Sunday, June 21, 2009

What is a Forex technical indicator?


As you would know, foreign exchange is the largest market in the world, and the amount traded between the different currencies each day exceeds by far the largest stock market exchanges put together!
Though the concept of forex trading was developed unofficially hundreds of years ago, it is only with the advent of technology that the real forex trade began in the world.

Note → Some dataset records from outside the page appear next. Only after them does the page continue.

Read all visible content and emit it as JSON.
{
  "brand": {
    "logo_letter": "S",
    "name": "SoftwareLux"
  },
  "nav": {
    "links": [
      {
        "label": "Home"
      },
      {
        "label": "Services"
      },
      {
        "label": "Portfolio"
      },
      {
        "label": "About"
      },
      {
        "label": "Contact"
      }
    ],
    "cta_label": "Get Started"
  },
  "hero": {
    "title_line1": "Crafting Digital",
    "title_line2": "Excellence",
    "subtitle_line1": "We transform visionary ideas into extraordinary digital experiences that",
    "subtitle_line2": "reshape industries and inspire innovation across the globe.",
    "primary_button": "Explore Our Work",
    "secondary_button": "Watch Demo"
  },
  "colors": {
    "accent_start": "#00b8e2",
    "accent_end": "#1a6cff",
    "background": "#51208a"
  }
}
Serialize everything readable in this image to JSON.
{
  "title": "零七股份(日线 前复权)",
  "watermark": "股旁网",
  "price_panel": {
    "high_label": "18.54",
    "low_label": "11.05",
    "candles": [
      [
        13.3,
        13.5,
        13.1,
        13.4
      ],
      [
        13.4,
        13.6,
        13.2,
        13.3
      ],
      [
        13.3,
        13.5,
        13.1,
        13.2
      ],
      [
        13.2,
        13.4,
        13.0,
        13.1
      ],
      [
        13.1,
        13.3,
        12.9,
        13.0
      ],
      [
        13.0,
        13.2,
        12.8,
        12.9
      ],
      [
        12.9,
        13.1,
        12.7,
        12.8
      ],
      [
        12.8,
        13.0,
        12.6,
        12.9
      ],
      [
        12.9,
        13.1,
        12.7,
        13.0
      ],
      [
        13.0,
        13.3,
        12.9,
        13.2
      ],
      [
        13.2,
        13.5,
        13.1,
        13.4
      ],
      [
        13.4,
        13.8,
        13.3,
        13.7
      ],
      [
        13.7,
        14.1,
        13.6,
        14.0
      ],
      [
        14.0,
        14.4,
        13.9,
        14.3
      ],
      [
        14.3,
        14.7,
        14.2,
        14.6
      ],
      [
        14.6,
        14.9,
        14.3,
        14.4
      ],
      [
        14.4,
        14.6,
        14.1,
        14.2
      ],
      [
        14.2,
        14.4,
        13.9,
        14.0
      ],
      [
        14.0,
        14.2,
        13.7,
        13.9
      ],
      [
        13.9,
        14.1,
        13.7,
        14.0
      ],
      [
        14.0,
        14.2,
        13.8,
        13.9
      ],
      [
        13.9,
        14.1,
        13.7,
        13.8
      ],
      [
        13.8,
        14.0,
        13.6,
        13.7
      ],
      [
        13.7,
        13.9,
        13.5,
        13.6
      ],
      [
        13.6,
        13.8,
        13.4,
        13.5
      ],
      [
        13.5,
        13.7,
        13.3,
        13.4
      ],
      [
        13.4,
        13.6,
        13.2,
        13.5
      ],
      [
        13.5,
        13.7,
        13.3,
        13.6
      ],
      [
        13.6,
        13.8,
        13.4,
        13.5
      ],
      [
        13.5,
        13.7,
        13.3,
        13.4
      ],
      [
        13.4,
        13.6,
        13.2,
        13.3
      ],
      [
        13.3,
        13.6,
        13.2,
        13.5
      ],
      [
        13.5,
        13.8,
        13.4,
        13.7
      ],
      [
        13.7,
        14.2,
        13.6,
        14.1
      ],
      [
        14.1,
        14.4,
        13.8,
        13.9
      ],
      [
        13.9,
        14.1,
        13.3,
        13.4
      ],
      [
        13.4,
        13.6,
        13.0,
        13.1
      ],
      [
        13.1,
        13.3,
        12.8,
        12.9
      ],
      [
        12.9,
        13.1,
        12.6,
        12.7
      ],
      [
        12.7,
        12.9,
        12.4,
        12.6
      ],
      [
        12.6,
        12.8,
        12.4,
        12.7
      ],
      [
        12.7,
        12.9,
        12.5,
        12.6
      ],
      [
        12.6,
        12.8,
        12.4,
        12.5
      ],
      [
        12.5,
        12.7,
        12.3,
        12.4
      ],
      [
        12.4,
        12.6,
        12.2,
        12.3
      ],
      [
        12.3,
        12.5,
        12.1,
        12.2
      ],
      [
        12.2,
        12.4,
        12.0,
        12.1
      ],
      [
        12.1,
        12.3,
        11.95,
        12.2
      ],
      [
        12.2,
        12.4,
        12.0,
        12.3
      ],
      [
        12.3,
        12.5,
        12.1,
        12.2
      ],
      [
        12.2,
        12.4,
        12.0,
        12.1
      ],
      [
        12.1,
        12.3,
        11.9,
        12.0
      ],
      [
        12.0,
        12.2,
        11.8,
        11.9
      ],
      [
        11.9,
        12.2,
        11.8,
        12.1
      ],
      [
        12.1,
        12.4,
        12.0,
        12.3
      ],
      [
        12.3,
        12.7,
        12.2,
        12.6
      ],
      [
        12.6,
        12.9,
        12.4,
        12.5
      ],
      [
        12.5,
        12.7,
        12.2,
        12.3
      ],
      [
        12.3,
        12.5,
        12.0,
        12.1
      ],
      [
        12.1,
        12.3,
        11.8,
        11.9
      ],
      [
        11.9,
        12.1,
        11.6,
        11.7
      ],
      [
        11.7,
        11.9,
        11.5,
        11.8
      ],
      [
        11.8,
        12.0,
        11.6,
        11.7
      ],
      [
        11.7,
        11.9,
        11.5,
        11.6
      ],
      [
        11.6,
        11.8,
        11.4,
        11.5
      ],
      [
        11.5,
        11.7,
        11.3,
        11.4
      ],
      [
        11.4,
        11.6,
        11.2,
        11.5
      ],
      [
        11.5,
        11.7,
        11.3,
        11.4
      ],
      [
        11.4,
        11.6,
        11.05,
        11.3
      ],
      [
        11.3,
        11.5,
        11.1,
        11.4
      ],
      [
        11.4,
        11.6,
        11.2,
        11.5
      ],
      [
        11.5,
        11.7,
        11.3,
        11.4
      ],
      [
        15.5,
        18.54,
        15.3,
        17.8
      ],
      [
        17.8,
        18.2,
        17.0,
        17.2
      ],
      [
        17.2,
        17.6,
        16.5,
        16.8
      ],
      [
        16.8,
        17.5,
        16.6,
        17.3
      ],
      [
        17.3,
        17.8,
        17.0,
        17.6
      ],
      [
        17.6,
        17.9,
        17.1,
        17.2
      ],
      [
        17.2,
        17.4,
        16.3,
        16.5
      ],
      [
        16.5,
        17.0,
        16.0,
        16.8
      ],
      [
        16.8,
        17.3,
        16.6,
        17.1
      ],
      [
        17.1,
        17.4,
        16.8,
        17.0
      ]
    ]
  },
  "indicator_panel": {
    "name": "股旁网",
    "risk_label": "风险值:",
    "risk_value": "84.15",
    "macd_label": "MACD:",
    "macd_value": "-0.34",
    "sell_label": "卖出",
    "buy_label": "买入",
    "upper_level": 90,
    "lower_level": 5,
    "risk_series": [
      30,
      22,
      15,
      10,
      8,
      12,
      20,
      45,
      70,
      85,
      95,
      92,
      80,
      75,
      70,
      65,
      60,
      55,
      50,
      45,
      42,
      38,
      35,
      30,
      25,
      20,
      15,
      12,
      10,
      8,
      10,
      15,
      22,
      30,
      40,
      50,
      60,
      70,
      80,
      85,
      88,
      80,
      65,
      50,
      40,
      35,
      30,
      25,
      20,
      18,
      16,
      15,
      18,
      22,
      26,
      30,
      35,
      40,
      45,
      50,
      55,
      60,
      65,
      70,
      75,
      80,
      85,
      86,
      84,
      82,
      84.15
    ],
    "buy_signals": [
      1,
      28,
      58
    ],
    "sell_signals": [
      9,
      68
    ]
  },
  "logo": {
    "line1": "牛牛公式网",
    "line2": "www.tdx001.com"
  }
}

To aid people to trade between currencies, there are several forex theories in existence. For instance,
· Technical Analysis
· Indicators like Relative strength index
· Elliott wave theory
· Numbers sequences like Fibonacci
· Gaps – High-Low and Open-Closing
· Following moving average trends
· Japanese Candlesticks, Triangles, and other chart formations
· And so on…
Depending on your forex broker (or if you learn on your own, depending on your own study), you will use one of these forex theories to trade; and the mistake that a lot of novice traders do is that they use multiple forex theories simultaneously without proper knowledge.
When you are trading online, you need a lot of patience and need a lot of time to learn the ropes. Unless you do that, none of these forex theories can help you make a steady source of income. Or what you can do is you can shift to an online platform to trade. With an online platform or well known software like Fapturbo, you are assured of these forex theories being put into real use by your computer. That is the right decision for a newcomer into the markets to take, as you practically cannot use all these theories in conjunction at the same time. If you try to do that, you will only create frustration for yourself, and lose a bunch of money!